A senior terrorist leader is dead after a US strike in Syria.
The US military last week conducted a "unilateral strike" in Syria that killed a senior "Islamic State of Iraq and Syria" (ISIS) leader responsible for planning attacks in Europe.
The attack in northwestern Syria on April 3 killed senior ISIS leader Khalid Aydd Ahmad al-Jabouri, the US military's Central Command (CENTCOM) said.
Al-Jabouri was "responsible for planning (ISIS) attacks into Europe", it said.
He also "developed the leadership structure for ISIS", it added, noting that his death will "temporarily disrupt the organisation's ability to plot external attacks".
The statement did not specify the location of al-Jabouri's death.
But according to the Syrian Observatory for Human Rights, al-Jabouri was killed in the northwestern province of Idlib, which is largely controlled by opposition and extremist groups.
It said he was killed in a drone strike while speaking on a telephone as he walked in the open near where he was staying.
Al-Jabouri, who was posing as a Syrian, had sought refuge in the area more than two weeks ago, according to the Observatory.

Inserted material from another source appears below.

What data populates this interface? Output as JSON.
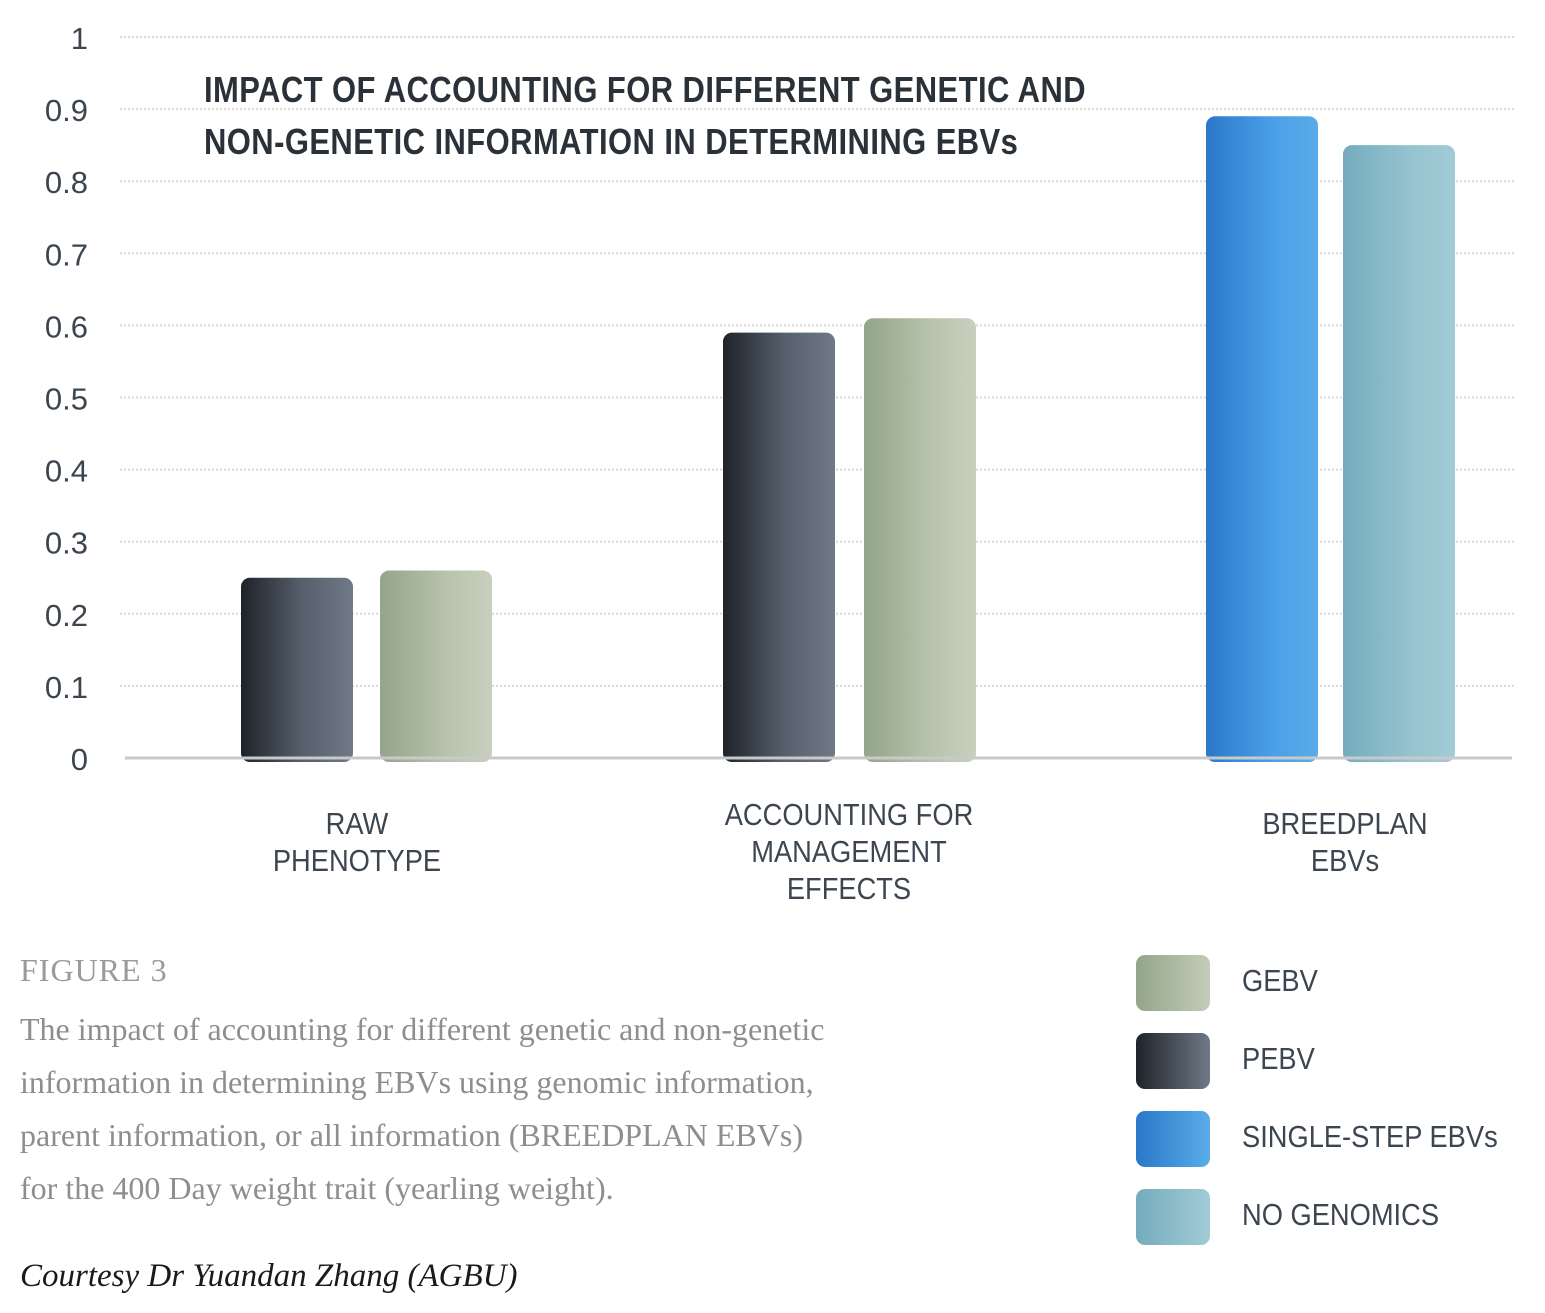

US forces have conducted a series of operations targeting ISIS leaders in Syria in recent years, alongside partner forces, including the Syrian Democratic Forces (SDF).
A persistent threat
The latest strike came as ISIS attacks continue to claim lives in Syria.
The Observatory said it has documented 46 ISIS operations, including attacks and explosions, in areas of Syria under the control of the Kurdish Autonomous Administration since early 2023.
These have left 33 people dead, among them five civilians, it said.
In Syria's eastern desert (Badiya), ISIS has continued to stage brutal attacks on truffle hunters, killing more than 150 so far this season.
Some had their throats cut, while others had been kidnapped and then killed, with four of their abandoned corpses discovered last week, according to the Observatory.
Across the border in Iraq, the Iraqi army in March raided several ISIS hideouts in the west and east of the country, killing a large number of extremists, including foreign fighters and the group's leaders.
Iraqi officials and other sources said ISIS is weakened and short of money but still has a sting in its tail as it remains capable of inflicting harm on civilians.
"ISIS continues to represent a threat to the region and beyond," CENTCOM commander Gen. Michael "Erik" Kurilla said in a statement.
"Though degraded, the group remains able to conduct operations within the region with a desire to strike beyond the Middle East," Kurilla said.
ISIS has claimed a number of deadly attacks in Europe in recent years, including a November 2015 attack in Paris and its suburbs that killed 130 people and another in the French city of Nice in July 2016 that killed 86 people.
The same year, three suicide attacks in Belgium killed more than 30 people.
In August 2017, attacks claimed by ISIS in Barcelona and elsewhere in Spain killed 16 people.